/W-Net-Pytorch

Implementation of W-Net unsupervised semantic segmentation (Autoencoder with min-cut "graph connectedness" loss)

Primary LanguagePython

Note: This repository is a work in progress. The architecture is implemented, but the post-processing is not complete.

W-Net: A Deep Model for Fully Unsupervised Image Segmentation - Implementation in Pytorch

Unsupervised Semantic Segmentation - Bottleneck autoencoder architecture with soft n-cut loss

Directory Structure

After cloning the repository, your dataset images should go in the following directory. ./datasets/<dataset_name>/train/images For evaluation, put images and segmentations in folders: ./datasets/<dataset_name>/test/images ./datasets/<dataset_name>/test/segmentations

Each image filename and segmentation filename should correspond.

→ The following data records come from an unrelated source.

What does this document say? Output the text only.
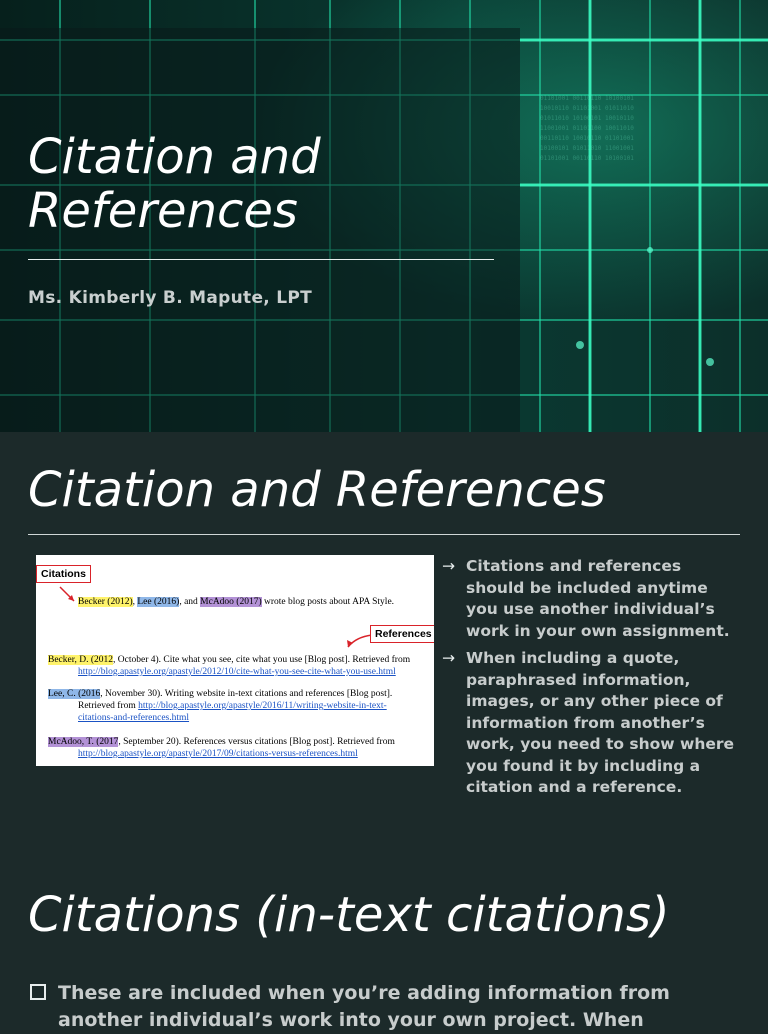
01101001 00110110 10100101
10010110 01101001 01011010
01011010 10100101 10010110
11001001 01101100 10011010
00110110 10010110 01101001
10100101 01011010 11001001
01101001 00110110 10100101
Citation and References
Ms. Kimberly B. Mapute, LPT
Citation and References
Citations
Becker (2012), Lee (2016), and McAdoo (2017) wrote blog posts about APA Style.
References
Becker, D. (2012, October 4). Cite what you see, cite what you use [Blog post]. Retrieved from
http://blog.apastyle.org/apastyle/2012/10/cite-what-you-see-cite-what-you-use.html
Lee, C. (2016, November 30). Writing website in-text citations and references [Blog post].
Retrieved from http://blog.apastyle.org/apastyle/2016/11/writing-website-in-text-
citations-and-references.html
McAdoo, T. (2017, September 20). References versus citations [Blog post]. Retrieved from
http://blog.apastyle.org/apastyle/2017/09/citations-versus-references.html
→ Citations and references should be included anytime you use another individual’s work in your own assignment.
→ When including a quote, paraphrased information, images, or any other piece of information from another’s work, you need to show where you found it by including a citation and a reference.
Citations (in-text citations)
These are included when you’re adding information from another individual’s work into your own project. When
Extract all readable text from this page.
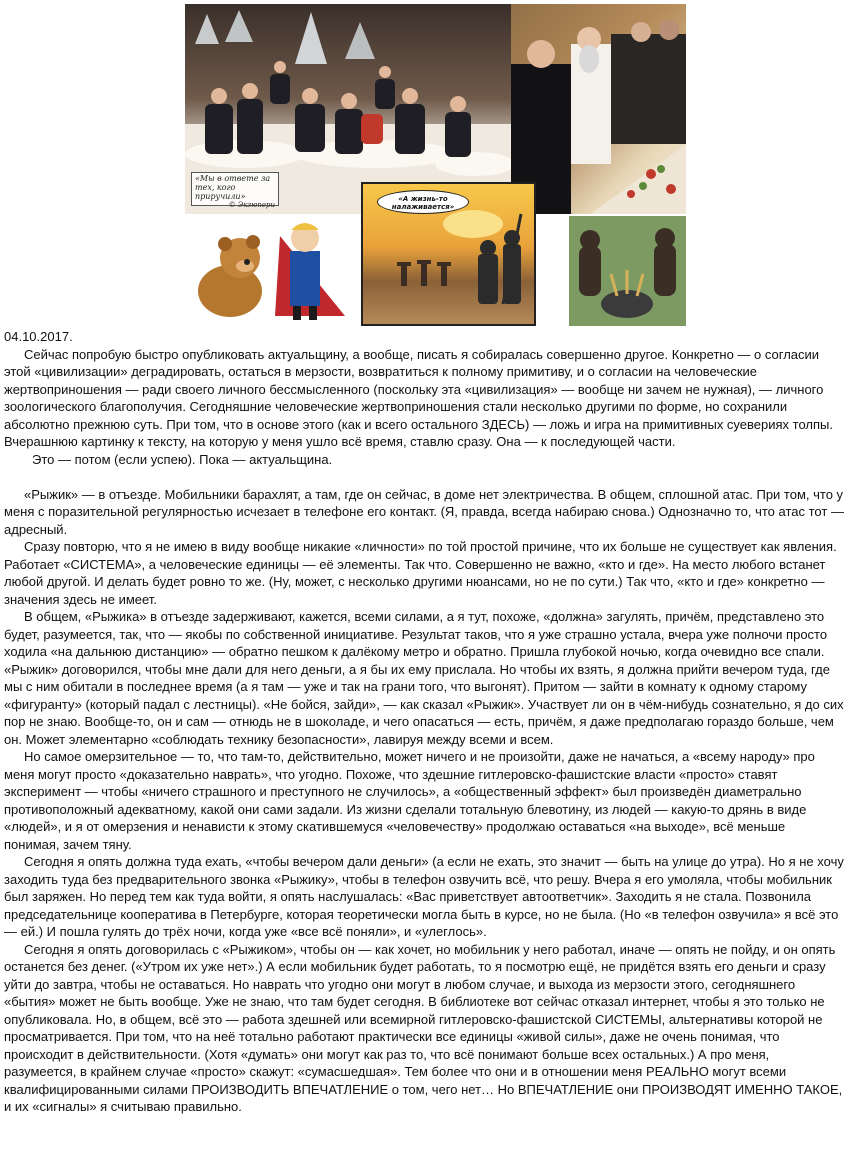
«Мы в ответе за тех, кого приручили»
© Экзюпери
«А жизнь-то налаживается»

04.10.2017.

Сейчас попробую быстро опубликовать актуальщину, а вообще, писать я собиралась совершенно другое. Конкретно — о согласии этой «цивилизации» деградировать, остаться в мерзости, возвратиться к полному примитиву, и о согласии на человеческие жертвоприношения — ради своего личного бессмысленного (поскольку эта «цивилизация» — вообще ни зачем не нужная), — личного зоологического благополучия. Сегодняшние человеческие жертвоприношения стали несколько другими по форме, но сохранили абсолютно прежнюю суть. При том, что в основе этого (как и всего остального ЗДЕСЬ) — ложь и игра на примитивных суевериях толпы. Вчерашнюю картинку к тексту, на которую у меня ушло всё время, ставлю сразу. Она — к последующей части.

Это — потом (если успею). Пока — актуальщина.

«Рыжик» — в отъезде. Мобильники барахлят, а там, где он сейчас, в доме нет электричества. В общем, сплошной атас. При том, что у меня с поразительной регулярностью исчезает в телефоне его контакт. (Я, правда, всегда набираю снова.) Однозначно то, что атас тот — адресный.

Сразу повторю, что я не имею в виду вообще никакие «личности» по той простой причине, что их больше не существует как явления. Работает «СИСТЕМА», а человеческие единицы — её элементы. Так что. Совершенно не важно, «кто и где». На место любого встанет любой другой. И делать будет ровно то же. (Ну, может, с несколько другими нюансами, но не по сути.) Так что, «кто и где» конкретно — значения здесь не имеет.

В общем, «Рыжика» в отъезде задерживают, кажется, всеми силами, а я тут, похоже, «должна» загулять, причём, представлено это будет, разумеется, так, что — якобы по собственной инициативе. Результат таков, что я уже страшно устала, вчера уже полночи просто ходила «на дальнюю дистанцию» — обратно пешком к далёкому метро и обратно. Пришла глубокой ночью, когда очевидно все спали. «Рыжик» договорился, чтобы мне дали для него деньги, а я бы их ему прислала. Но чтобы их взять, я должна прийти вечером туда, где мы с ним обитали в последнее время (а я там — уже и так на грани того, что выгонят). Притом — зайти в комнату к одному старому «фигуранту» (который падал с лестницы). «Не бойся, зайди», — как сказал «Рыжик». Участвует ли он в чём-нибудь сознательно, я до сих пор не знаю. Вообще-то, он и сам — отнюдь не в шоколаде, и чего опасаться — есть, причём, я даже предполагаю гораздо больше, чем он. Может элементарно «соблюдать технику безопасности», лавируя между всеми и всем.

Но самое омерзительное — то, что там-то, действительно, может ничего и не произойти, даже не начаться, а «всему народу» про меня могут просто «доказательно наврать», что угодно. Похоже, что здешние гитлеровско-фашистские власти «просто» ставят эксперимент — чтобы «ничего страшного и преступного не случилось», а «общественный эффект» был произведён диаметрально противоположный адекватному, какой они сами задали. Из жизни сделали тотальную блевотину, из людей — какую-то дрянь в виде «людей», и я от омерзения и ненависти к этому скатившемуся «человечеству» продолжаю оставаться «на выходе», всё меньше понимая, зачем тяну.

Сегодня я опять должна туда ехать, «чтобы вечером дали деньги» (а если не ехать, это значит — быть на улице до утра). Но я не хочу заходить туда без предварительного звонка «Рыжику», чтобы в телефон озвучить всё, что решу. Вчера я его умоляла, чтобы мобильник был заряжен. Но перед тем как туда войти, я опять наслушалась: «Вас приветствует автоответчик». Заходить я не стала. Позвонила председательнице кооператива в Петербурге, которая теоретически могла быть в курсе, но не была. (Но «в телефон озвучила» я всё это — ей.) И пошла гулять до трёх ночи, когда уже «все всё поняли», и «улеглось».

Сегодня я опять договорилась с «Рыжиком», чтобы он — как хочет, но мобильник у него работал, иначе — опять не пойду, и он опять останется без денег. («Утром их уже нет».) А если мобильник будет работать, то я посмотрю ещё, не придётся взять его деньги и сразу уйти до завтра, чтобы не оставаться. Но наврать что угодно они могут в любом случае, и выхода из мерзости этого, сегодняшнего «бытия» может не быть вообще. Уже не знаю, что там будет сегодня. В библиотеке вот сейчас отказал интернет, чтобы я это только не опубликовала. Но, в общем, всё это — работа здешней или всемирной гитлеровско-фашистской СИСТЕМЫ, альтернативы которой не просматривается. При том, что на неё тотально работают практически все единицы «живой силы», даже не очень понимая, что происходит в действительности. (Хотя «думать» они могут как раз то, что всё понимают больше всех остальных.) А про меня, разумеется, в крайнем случае «просто» скажут: «сумасшедшая». Тем более что они и в отношении меня РЕАЛЬНО могут всеми квалифицированными силами ПРОИЗВОДИТЬ ВПЕЧАТЛЕНИЕ о том, чего нет… Но ВПЕЧАТЛЕНИЕ они ПРОИЗВОДЯТ ИМЕННО ТАКОЕ, и их «сигналы» я считываю правильно.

Make sure the ./datasets/<dataset_name>/ directory is a pointed to in the config.py file.

Dependencies

  1. Python 3
  2. pytorch, torchvision, matplotlib

Training

After setting up the dataset, you can run python3 train.py. You may want to change the batch size in config.py. A single (224x224) image patch takes a bit over 2 gigs of memory.

Notes on this implementation

  • LayerNorm used instead of BatchNorm so that a smaller batch size can be used.
  • The patch size used for training and inference is set in the configuration. To preserve the aspect ratio seen by the model: The original image is first randomly cropped to 224x224 (take a random patch), then this is resized down to 128x128 (preserving aspect ratio), then finally, a random patch of size 96x96 is taken within the 128x128.